И она ещё долго терзала несчастное Людкино сердце. Потом, заглянув в какую-то шпаргалку, посоветовала читать Андерсена, Грина – тех, над которыми Людка в детстве плакала. Потом она хищно, как показалось Людке, спросила, кивая на портфельчик:
– Вы ещё что-то принесли?
Людка ужаснулась и затрясла головой.
– До свидания, – сказала она безжизненным голосом, вставая.
– До свидания, – сказали ей.
Жить на этом свете более не имело смысла. Людка тихо спустилась на этаж ниже и в укромном пыльном углу горько-прегорько заплакала, поставив портфельчик у ног. Сначала она всхлипывала и стонала, потом заревела в голос, яростно возя кулаком по стене:
– Противная тупица. Она ни в жизнь не напишет, как я написала… Она от зависти.
В коридоре послышались шаги. Людка зашмыгала носом громче. Она ещё надеялась, что чудо может произойти, её вот сейчас заметит добрый мудрый старик, писатель, уведёт к себе в кабинет, утешит и примет деятельное участие в её дальнейшей судьбе.
И, действительно, вышел старик в синем халате, с кипой газет под мышкой. Он изумлённо уставился на ревущую долговязую, одетую по-деревенски девицу… Постоял немного и пошёл своей дорогой, смущенно и растерянно оглядываясь.
ЕЖЕВИЧНЫЕ ПОЛЯНЫ
Удар тугой пружины пришёлся по серому шерстяному темечку. Смерть несчастной наступила мгновенно.

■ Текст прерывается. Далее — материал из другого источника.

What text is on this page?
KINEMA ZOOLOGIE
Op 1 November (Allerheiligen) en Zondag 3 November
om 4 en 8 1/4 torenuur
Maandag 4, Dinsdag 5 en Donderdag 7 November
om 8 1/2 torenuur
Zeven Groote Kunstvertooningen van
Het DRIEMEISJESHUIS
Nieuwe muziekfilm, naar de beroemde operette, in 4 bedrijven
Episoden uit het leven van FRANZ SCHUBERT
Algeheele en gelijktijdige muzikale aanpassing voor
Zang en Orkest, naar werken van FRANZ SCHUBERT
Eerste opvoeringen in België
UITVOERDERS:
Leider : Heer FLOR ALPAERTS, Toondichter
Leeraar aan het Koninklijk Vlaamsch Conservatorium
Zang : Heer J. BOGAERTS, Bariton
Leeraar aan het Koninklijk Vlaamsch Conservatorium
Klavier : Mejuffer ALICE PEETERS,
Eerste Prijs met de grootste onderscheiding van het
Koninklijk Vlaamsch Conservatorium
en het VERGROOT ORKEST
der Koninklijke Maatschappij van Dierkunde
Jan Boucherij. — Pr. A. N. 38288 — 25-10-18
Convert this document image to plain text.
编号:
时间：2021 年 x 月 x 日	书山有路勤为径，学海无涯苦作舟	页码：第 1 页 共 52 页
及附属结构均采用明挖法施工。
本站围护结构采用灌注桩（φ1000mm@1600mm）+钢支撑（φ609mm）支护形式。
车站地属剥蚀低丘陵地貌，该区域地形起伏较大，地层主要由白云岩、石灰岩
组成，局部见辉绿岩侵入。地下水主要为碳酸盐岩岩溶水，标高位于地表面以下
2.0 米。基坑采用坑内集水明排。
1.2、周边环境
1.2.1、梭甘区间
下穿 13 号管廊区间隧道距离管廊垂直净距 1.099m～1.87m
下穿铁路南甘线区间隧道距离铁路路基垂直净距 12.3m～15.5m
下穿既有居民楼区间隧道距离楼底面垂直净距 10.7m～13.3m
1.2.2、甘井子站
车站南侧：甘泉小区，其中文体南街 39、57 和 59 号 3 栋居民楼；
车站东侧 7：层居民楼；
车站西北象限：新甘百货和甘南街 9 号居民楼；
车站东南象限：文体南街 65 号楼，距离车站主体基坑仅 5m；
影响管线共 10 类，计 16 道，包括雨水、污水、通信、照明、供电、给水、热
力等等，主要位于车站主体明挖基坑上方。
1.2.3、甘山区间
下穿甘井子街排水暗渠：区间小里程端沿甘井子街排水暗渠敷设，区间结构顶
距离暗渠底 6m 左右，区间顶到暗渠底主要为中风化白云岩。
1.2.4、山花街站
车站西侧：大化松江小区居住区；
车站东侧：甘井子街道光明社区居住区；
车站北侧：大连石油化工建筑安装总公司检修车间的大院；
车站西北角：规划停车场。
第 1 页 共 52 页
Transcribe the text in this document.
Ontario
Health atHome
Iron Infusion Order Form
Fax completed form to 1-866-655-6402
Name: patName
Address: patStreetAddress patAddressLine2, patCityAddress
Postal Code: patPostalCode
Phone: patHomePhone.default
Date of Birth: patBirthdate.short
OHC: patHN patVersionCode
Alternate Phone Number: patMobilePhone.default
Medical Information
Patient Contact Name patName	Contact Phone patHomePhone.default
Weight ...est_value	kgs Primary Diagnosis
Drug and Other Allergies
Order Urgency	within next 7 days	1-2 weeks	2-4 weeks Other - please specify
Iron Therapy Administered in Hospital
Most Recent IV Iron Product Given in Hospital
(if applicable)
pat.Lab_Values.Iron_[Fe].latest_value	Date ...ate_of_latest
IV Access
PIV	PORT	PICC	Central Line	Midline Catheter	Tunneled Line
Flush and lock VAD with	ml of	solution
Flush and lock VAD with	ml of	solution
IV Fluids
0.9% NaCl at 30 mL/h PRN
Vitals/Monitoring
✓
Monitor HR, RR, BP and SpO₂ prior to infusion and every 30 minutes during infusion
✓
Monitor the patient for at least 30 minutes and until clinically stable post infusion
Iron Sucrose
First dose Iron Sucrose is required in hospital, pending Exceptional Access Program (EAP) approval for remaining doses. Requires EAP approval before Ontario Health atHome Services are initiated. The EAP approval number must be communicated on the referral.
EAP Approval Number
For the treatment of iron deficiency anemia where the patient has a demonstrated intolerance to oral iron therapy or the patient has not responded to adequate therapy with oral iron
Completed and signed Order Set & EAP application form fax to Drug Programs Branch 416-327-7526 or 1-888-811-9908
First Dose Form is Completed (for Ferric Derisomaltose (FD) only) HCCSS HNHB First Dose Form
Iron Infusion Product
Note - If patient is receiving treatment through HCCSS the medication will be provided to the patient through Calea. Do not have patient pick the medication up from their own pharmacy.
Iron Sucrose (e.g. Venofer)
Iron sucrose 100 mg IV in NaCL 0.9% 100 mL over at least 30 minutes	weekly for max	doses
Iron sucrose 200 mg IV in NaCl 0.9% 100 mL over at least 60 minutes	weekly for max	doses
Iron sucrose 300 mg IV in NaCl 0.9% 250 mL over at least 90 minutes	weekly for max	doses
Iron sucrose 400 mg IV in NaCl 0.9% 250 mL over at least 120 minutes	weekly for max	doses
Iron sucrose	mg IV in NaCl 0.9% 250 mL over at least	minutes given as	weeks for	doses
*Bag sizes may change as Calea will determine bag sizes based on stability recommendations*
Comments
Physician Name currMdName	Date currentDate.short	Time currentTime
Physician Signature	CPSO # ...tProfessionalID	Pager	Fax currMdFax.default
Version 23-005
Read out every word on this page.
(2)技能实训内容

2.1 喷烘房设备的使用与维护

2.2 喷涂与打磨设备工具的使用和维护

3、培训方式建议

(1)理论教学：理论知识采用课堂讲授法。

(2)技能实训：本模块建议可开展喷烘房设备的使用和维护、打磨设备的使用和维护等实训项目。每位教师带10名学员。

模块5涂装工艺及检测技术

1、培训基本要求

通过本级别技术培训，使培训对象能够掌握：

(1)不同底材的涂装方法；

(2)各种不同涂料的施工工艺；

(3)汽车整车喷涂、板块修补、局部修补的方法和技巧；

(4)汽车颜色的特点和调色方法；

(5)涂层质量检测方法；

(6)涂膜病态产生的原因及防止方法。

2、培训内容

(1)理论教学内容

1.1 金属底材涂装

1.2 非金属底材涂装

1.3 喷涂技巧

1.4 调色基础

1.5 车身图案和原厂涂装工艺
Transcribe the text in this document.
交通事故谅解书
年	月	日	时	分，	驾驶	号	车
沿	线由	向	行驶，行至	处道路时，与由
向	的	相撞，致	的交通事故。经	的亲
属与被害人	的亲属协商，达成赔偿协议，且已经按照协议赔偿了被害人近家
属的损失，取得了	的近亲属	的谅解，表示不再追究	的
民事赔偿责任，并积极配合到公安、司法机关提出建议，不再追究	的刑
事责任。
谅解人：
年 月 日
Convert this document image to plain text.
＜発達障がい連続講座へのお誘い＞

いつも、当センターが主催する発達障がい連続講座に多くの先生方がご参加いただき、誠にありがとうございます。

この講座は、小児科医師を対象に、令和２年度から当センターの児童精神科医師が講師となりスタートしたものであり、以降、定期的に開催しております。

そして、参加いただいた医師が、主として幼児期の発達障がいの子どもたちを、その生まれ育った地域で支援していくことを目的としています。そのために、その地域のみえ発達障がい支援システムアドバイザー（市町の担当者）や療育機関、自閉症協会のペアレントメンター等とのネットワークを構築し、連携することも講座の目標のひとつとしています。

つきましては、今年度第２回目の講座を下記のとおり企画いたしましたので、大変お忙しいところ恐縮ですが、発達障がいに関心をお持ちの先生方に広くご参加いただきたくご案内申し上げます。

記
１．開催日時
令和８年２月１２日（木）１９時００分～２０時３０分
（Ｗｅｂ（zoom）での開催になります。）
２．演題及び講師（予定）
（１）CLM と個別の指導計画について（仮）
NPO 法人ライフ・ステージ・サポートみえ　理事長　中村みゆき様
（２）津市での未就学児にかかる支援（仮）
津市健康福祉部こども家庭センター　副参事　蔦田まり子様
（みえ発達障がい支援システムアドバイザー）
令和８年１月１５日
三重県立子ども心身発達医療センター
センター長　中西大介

Исхудалые мыши, беспорядочно столпившись возле извлечённой из мышеловки покойницы, нестройными голосами выводили:
Вы жертво-ою пали В борьбе роково-о-ой…Сон был более чем идиотский. Пётр Кириллыч Полуторный проснулся в скверном расположении духа. Посидел на койке, свесив кривые мускулистые, в проволочном волосе, ноги. Сплюнул.
В дачной комнате, кроме койки на полу стоял маленький – экран в ладошку-телевизор. В углу – продавленное кресло с засаленным комком пледа. Окно занавешивала шторка в жирных пятнах. Когда солнце перекатывалось ближе к западу и косо выглядывало из-за крыш соседних дачек, пятна казались солнечными, и выглядело даже романтично.
От ведра в углу воняло прокисшими помоями. Пётр Кириллыч поморщился: «Господи боже. В наказание ты дал мне неряху жену».
Растапливать печурку было лень. Он принялся выуживать из закопчённой кастрюльки холодные склизкие сардельки. Брезгливо понюхал полбуханки хлеба – откровенно пахнуло пенициллином. Жевал, удручённо опустив голову.